Security forces used tear gas and rubber bullets to clear Cairo’s Tahrir Square yesterday, Al Shorouk newspaper reported. One protester was killed and 676 were hurt in the capital, while another died in Alexandria, the state-run Middle East News Agency said, citing health ministry spokesman Mohammed Sherbini. Thousands continued to hold a sit-in in Cairo, protesting the use of force by police, according to images shown on state-run Nile News.
Egypt won’t delay parliamentary elections due to start Nov. 28, state-run television cited Mohsen El-Fangary, a member of the military council, as saying.
Orascom Construction dropped to 220.35 pounds, the lowest since Oct. 12. EFG-Hermes fell 1.8 percent to 11.99 pounds, the lowest close since Oct. 17.
In the Persian Gulf, the Bloomberg GCC 200 Index retreated 0.2 percent. Dubai’s DFM General Index declined 0.9 percent, the most since Nov. 1, to 1,366.90 at the 2 p.m. close in the emriate. Abu Dhabi’s ADX General Index slipped 0.5 percent.
“U.A.E. markets are taking the lead from negative international sentiment over the weekend related to Europe’s debt,” said Samer Darwiche, an analyst at Gulfmena Investments in Dubai.

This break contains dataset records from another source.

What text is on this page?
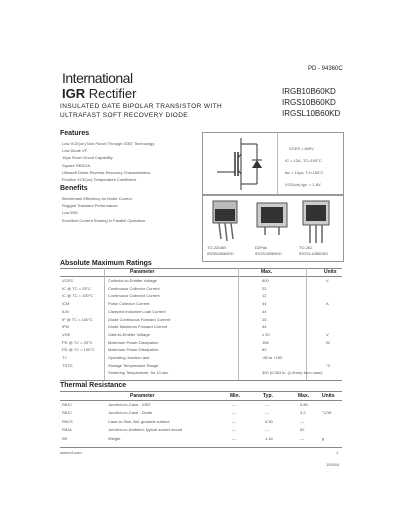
International
IGR Rectifier
PD - 94360C
IRGB10B60KD
IRGS10B60KD
IRGSL10B60KD
INSULATED GATE BIPOLAR TRANSISTOR WITH
ULTRAFAST SOFT RECOVERY DIODE
Features
Low VCE(on) Non Punch Through IGBT Technology.
Low Diode VF.
10µs Short Circuit Capability.
Square RBSOA.
Ultrasoft Diode Reverse Recovery Characteristics.
Positive VCE(on) Temperature Coefficient.
VCES = 600V
IC = 12A, TC=100°C
tsc > 10µs, TJ=150°C
VCE(on) typ. = 1.8V
Benefits
Benchmark Efficiency for Motor Control.
Rugged Transient Performance.
Low EMI.
Excellent Current Sharing in Parallel Operation.
TO-220AB
IRGB10B60KD
D2Pak
IRGS10B60KD
TO-262
IRGSL10B60KD
Absolute Maximum Ratings
Parameter	Max.	Units
VCES	Collector-to-Emitter Voltage	600	V
IC @ TC = 25°C	Continuous Collector Current	22
IC @ TC = 100°C	Continuous Collector Current	12
ICM	Pulse Collector Current	44	A
ILM	Clamped Inductive Load Current	44
IF @ TC = 100°C	Diode Continuous Forward Current	10
IFM	Diode Maximum Forward Current	44
VGE	Gate-to-Emitter Voltage	± 20	V
PD @ TC = 25°C	Maximum Power Dissipation	156	W
PD @ TC = 100°C	Maximum Power Dissipation	62
TJ	Operating Junction and	-55 to +150
TSTG	Storage Temperature Range	°C
Soldering Temperature, for 10 sec.	300 (0.063 in. (1.6mm) from case)
Thermal Resistance
Parameter	Min.	Typ.	Max.	Units
RθJC	Junction-to-Case - IGBT	---	---	0.80
RθJC	Junction-to-Case - Diode	---	---	3.2	°C/W
RθCS	Case-to-Sink, flat, greased surface	---	0.50	---
RθJA	Junction-to-Ambient, typical socket mount	---	---	62
Wt	Weight	---	1.44	---	g
www.irf.com	1
10/5/04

The STOXX Europe 600 Index sank 3.7 percent last week as rising government bond yields in Spain, France and Italy spurred concern that Europe’s debt crisis is worsening. Crude for December delivery lost 1.6 percent in the week to $97.41 a barrel on Nov. 18, the first weekly drop in seven. Gulf Arab oil exporters including the United Arab Emirates and Qatar supply about a fifth of the world’s oil.
Shuaa Capital PSC sank to the lowest in more than eight years, dropping 7.4 percent to 69 fils. The investment bank controlled by Dubai’s ruler reported a third-quarter loss after making valuation adjustments and booking provisions.
Qatar’s QE Index slipped 0.5 percent and Oman’s MSM3O Index declined 0.4 percent. Kuwait’s SE Price Index dropped 0.6 percent. Saudi Arabia’s Tadawul All Share Index rose 0.1 percent. Bahrain’s benchmark gained 1.2 percent, the most since March 15.
Israel’s TA-25 Index declined 2.6 percent in Tel Aviv. The yield on the benchmark Mimshal Shiklit government bond due January 2022 advanced two basis points, or 0.02 percentage point, to 4.63 percent.